The three concepts explore “various technology pathways and aerodynamic configurations”, as follows:
- A turbofan design (120-200 passengers) with a range of 2,000+ nautical miles, capable of operating transcontinentally and powered by a modified gas-turbine engine running on hydrogen, rather than jet fuel, through combustion. The liquid hydrogen will be stored and distributed via tanks located behind the rear pressure bulkhead.
- A turboprop design (up to 100 passengers) using a turboprop engine instead of a turbofan and also powered by hydrogen combustion in modified gas-turbine engines, which would be capable of traveling more than 1,000 nautical miles, making it a perfect option for short-haul trips.
- A “blended-wing body” design (up to 200 passengers) concept in which the wings merge with the main body of the aircraft with a range similar to that of the turbofan concept. The exceptionally wide fuselage opens up multiple options for hydrogen storage and distribution, and for cabin layout.

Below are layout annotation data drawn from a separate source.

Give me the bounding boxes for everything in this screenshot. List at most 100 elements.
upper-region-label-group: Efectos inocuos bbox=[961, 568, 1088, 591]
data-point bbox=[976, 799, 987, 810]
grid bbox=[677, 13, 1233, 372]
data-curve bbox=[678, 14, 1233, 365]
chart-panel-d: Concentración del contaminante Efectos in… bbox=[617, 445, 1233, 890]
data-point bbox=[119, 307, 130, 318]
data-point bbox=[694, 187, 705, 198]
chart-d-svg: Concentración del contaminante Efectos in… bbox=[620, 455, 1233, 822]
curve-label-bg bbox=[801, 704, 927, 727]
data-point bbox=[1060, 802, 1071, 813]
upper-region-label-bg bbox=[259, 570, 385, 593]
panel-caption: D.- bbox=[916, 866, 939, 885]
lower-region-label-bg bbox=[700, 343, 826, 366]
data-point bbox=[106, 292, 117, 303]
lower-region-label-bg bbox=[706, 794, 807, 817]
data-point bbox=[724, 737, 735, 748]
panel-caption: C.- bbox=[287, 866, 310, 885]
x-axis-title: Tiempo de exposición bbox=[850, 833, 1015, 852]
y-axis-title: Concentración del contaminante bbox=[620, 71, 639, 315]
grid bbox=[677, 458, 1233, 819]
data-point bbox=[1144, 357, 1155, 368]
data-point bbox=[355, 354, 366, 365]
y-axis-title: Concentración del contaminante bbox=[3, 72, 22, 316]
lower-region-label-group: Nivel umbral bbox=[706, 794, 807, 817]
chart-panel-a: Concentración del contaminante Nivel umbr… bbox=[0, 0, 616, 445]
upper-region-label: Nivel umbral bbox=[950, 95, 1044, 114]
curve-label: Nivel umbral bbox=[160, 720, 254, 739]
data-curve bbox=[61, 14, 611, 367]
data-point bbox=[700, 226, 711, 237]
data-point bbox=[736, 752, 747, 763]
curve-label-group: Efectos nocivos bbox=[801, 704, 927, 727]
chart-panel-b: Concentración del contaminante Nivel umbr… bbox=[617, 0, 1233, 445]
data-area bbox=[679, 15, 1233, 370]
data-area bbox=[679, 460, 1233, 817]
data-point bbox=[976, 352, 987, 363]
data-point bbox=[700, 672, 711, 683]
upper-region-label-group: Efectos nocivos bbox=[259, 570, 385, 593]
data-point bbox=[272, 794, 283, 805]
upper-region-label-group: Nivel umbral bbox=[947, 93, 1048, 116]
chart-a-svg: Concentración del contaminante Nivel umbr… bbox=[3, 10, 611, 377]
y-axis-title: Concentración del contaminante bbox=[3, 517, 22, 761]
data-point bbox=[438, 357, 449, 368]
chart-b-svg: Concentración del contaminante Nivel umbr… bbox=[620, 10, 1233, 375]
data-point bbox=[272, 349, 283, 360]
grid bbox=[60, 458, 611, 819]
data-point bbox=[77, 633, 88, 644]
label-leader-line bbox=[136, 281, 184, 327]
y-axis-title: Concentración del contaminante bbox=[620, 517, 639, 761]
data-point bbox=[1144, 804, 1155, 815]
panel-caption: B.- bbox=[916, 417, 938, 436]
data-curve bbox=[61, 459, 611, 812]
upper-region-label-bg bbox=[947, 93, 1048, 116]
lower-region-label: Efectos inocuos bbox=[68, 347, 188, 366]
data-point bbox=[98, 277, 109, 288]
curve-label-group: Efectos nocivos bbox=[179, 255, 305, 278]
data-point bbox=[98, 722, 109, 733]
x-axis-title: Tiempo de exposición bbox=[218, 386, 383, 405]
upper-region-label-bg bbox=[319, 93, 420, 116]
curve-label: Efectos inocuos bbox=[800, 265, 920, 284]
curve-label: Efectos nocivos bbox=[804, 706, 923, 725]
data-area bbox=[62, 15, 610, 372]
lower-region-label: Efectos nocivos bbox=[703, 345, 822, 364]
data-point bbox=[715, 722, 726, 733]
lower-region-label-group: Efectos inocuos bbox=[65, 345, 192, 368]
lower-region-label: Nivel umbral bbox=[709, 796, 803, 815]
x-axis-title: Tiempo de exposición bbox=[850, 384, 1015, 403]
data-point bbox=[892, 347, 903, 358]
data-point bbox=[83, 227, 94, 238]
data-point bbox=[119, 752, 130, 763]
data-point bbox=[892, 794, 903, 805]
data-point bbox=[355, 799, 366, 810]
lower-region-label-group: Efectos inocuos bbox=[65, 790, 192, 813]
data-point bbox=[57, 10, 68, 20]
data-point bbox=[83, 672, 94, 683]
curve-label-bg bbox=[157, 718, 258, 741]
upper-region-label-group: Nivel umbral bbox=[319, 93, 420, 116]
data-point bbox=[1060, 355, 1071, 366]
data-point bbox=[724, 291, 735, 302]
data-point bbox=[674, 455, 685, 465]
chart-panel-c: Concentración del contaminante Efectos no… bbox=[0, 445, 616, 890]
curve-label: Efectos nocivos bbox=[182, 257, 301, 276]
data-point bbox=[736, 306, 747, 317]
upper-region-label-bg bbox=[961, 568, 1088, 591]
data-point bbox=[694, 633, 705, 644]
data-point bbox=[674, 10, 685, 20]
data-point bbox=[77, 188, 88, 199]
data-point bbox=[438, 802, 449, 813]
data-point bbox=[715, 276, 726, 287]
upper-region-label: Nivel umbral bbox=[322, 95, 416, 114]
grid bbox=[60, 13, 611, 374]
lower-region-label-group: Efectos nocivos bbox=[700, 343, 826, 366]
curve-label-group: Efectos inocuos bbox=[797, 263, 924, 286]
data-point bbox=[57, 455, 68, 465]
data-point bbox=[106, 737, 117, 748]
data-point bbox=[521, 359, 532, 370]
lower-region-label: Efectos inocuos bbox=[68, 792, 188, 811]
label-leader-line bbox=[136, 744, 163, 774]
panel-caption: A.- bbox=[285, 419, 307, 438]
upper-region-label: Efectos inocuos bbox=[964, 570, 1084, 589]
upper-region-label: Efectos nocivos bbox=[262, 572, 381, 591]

Airbus said that airports would require “significant hydrogen transport and refuelling infrastructure” to meet the needs of day-to-day operations, with support from governments needed including “increased funding for research and technology, digitalisation, and mechanisms that encourage the use of sustainable fuels and the renewal of aircraft fleets to allow airlines to retire older, less environmentally friendly aircraft earlier”.
Commenting on the news Airbus’ CEO Guillaume Faury said:
“This is a historic moment for the commercial aviation sector as a whole and we intend to play a leading role in the most important transition this industry has ever seen. The concepts we unveil today offer the world a glimpse of our ambition to drive a bold vision for the future of zero-emission flight.
“I strongly believe that the use of hydrogen – both in synthetic fuels and as a primary power source for commercial aircraft – has the potential to significantly reduce aviation’s climate impact.”
“These concepts will help us explore and mature the design and layout of the world’s first climate-neutral, zero-emission commercial aircraft, which we aim to put into service by 2035.
“The transition to hydrogen, as the primary power source for these concept planes, will require decisive action from the entire aviation ecosystem. Together with the support from government and industrial partners we can rise up to this challenge to scale-up renewable energy and hydrogen for the sustainable future of the aviation industry.”
Last week Airbus announced plans to demonstrate the operational feasibility of its ‘fello’fly’ concept, designed to reduce aviation emissions.
The idea is inspired by biomimicry, and is based on Wake Energy Retrieval (WER), which sees “follower aircraft retrieving energy lost by a leader, by flying in the smooth updraft of air the wake creates, reducing fuel consumption in the range of 5-10 per cent per trip”.
The manufacturer has partnered with SAS and Frenchbee for the project, as well as three Air Navigation Service Providers (ANSPs) – France’s DSNA (Direction des Services de la Navigation Aérienne), and the UK’s NATS and Eurocontrol.
A number of companies are also developing designs for electric aircraft, including a 70-seater Hybrid Electric Regional Aircraft by the Electric Aviation Group.